915 nm Pumped 1018 nm Yb-Doped All-Fiber High Power Fiber Laser
System
Yakup Midilli1, O. Benjamin Efunbajo1, 2, Bartu Şimşek1 and Bülend Ortaç1
1. UNAM — National Nanotechnology Research Center and Institute of Materials Science and Nanotechnology, Bilkent University, 06800, Bilkent, Ankara, Turkey
2. Present address: Department of Health Technology, Technical University of Denmark, Anker Engelunds Vej 1, Building 101A, 2800 Kgs. Lyngby, Denmark
Fibers lasers have attracted great attention in the last decades and the power scaling has reached tens of kW levels. Especially with the tandem pump configuration, pumping the active medium with a pump laser light instead of a diode laser, has made a breakthrough and so many research has been conducted about 1018 nm fiber laser systems [1]. Decreasing the quantum defect, the slope efficiency could be increased up to 90 % levels; on the other hand, due to the emission cross section of the Ytterbium (Yb), to operate the laser in the 1018 nm wavelength region is very challenging because of the presence of the ASE about the 1030 nm region. However, in the literature by using 976 nm pump diodes multi-hundred watts level 1018 nm fiber lasers could be demonstrated [2, 3].
In this work, we have developed a 1018 nm high power fiber laser by pumping with a 915 nm pump diode instead of 976 nm pump diode.
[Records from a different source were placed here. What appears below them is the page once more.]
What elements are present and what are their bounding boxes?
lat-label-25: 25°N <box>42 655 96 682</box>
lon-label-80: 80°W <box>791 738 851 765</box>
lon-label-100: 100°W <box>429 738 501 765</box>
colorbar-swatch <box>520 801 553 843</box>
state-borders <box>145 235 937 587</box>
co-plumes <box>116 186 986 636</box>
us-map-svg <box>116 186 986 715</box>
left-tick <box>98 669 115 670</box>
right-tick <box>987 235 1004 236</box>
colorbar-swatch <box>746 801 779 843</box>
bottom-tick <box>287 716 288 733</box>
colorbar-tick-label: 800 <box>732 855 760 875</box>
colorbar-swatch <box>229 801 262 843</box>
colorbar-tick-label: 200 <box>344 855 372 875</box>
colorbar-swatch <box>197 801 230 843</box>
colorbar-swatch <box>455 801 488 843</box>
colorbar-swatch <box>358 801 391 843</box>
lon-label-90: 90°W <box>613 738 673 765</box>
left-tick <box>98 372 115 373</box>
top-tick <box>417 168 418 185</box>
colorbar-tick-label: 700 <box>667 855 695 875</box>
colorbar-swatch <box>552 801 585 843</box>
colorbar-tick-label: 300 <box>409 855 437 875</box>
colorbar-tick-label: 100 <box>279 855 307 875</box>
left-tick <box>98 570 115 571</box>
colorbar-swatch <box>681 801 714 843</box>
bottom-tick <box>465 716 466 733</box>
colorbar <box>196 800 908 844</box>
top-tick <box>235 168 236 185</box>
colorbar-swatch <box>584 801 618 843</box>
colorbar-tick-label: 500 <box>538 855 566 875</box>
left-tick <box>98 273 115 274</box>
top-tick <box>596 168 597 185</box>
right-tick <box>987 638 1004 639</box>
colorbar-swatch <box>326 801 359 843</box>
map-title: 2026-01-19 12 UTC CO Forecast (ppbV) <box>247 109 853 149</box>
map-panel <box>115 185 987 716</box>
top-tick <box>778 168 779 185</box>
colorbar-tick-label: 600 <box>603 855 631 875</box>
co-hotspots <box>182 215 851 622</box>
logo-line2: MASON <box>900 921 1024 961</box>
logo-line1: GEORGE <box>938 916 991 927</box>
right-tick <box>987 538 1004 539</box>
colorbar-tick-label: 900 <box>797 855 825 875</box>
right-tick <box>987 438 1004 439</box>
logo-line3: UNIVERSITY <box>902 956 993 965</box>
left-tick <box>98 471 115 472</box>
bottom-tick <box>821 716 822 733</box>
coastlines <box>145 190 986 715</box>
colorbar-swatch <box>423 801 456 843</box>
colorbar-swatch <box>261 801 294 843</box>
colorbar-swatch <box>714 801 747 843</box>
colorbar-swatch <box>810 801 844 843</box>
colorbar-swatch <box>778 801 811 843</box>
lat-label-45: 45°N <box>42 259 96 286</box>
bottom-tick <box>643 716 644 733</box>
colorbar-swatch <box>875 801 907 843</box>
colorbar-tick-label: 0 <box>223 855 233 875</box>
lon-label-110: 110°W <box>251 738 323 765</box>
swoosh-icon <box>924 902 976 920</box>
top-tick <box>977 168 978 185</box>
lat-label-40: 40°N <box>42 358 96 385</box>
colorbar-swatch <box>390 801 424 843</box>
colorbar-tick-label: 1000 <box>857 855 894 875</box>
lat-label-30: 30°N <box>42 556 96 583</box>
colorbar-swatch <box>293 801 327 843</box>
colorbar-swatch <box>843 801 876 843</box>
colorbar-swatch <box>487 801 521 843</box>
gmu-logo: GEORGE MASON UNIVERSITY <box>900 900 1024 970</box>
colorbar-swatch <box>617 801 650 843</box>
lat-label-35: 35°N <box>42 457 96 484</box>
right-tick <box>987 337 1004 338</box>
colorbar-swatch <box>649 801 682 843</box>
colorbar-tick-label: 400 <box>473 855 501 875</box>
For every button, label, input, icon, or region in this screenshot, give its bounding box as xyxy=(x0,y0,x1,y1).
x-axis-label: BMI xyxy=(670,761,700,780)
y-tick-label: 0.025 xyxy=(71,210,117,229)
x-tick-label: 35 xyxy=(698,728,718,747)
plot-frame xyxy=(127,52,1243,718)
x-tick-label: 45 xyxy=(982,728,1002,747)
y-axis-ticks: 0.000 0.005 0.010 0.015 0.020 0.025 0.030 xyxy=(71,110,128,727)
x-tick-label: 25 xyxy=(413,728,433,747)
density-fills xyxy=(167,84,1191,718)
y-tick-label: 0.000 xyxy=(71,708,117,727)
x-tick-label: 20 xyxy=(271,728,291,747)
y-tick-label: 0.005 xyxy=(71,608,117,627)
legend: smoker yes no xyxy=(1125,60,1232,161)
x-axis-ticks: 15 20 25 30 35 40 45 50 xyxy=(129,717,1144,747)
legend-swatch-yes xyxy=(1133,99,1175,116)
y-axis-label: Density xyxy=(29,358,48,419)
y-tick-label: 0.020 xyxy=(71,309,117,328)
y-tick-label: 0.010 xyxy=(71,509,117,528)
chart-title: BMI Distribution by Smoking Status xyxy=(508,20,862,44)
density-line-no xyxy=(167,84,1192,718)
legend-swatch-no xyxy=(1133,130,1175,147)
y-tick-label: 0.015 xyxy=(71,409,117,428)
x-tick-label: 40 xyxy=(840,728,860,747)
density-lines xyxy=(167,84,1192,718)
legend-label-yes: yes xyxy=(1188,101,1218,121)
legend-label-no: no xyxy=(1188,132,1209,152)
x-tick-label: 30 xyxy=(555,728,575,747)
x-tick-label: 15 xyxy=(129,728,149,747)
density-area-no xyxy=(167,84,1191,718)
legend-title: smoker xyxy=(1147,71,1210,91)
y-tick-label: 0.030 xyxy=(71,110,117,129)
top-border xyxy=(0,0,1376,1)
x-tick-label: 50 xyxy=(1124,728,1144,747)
Additionally, by changing the wavelength of the pump source from 904 nm to 924 nm with a 20 nm span we have showed the laser action continue with a stable efficiency.
Fig. 1Schematic illustration of 1018 nm fiber laser system.
We have established a setup which includes a 915 nm high power pump diode combined to a pump combiner and a pair of FBGs working at 1018 nm wavelength and an active fiber having core/cladding diameters 30/250 μm respectively as shown in Fig.1.
Fig. 2Optical spectrum characterization of two different pump sources with the help of a heater (a), the efficiency change with respect to the change in the pump wavelength (b), power characterization of the 1018 nm fiber laser (c) and the optical
spectrum at its maximum power (d).
Firstly, we have characterized the central wavelength change of pump diodes by increasing their temperatures as in the Fig. 2(a) and tested the change in the laser efficiency and observed that the experimental results coincide with the simulation performed by RP-Fiber Power software as in the Fig. 2(b). Finally, we have tested the high power performance of the laser system and obtained a power above 100 W as shown in Fig. 2(c) and the corresponding optical spectrum at its maximum power shown in Fig. 2(d). Therefore, we have succeeded to demonstrate the first that 1018 nm fiber laser systems could be pumped by 915 nm pump wavelength region as well. As a result, benefiting from the broad absorption region of Yb atoms around 915 nm wavelength region we have also demonstrated that stable 1018 nm fiber laser systems could be developed.
References
[1] H. Xiao, J. Leng, H. Zhang, L. Huang, J. Xu, and P. Zhou, “High-power 1018 nm ytterbium-doped fiber laser and its application in tandem pump,” Applied Optics 54, 8166 (2015).
[2] C. Ottenhues, T. Theeg, K. Hausmann, M.Wysmolek, H. Sayinc, J. Neumann, and D. Kracht, “Single-mode monolithic fiber laser with 200 W output power at a wavelength of 1018 nm,” Opt. Lett. 40, 4851 (2015).
[3] Y. Glick, Y. Sintov, R. Zuitlin, S. Pearl, Y. Shamir, R. Feldman, Z. Horvitz, and N. Shafir, “Single-mode 230 W output power 1018 nm fiber laser and ASE competition suppression,” J. Opt. Soc. Am. B 33, 1392 (2016).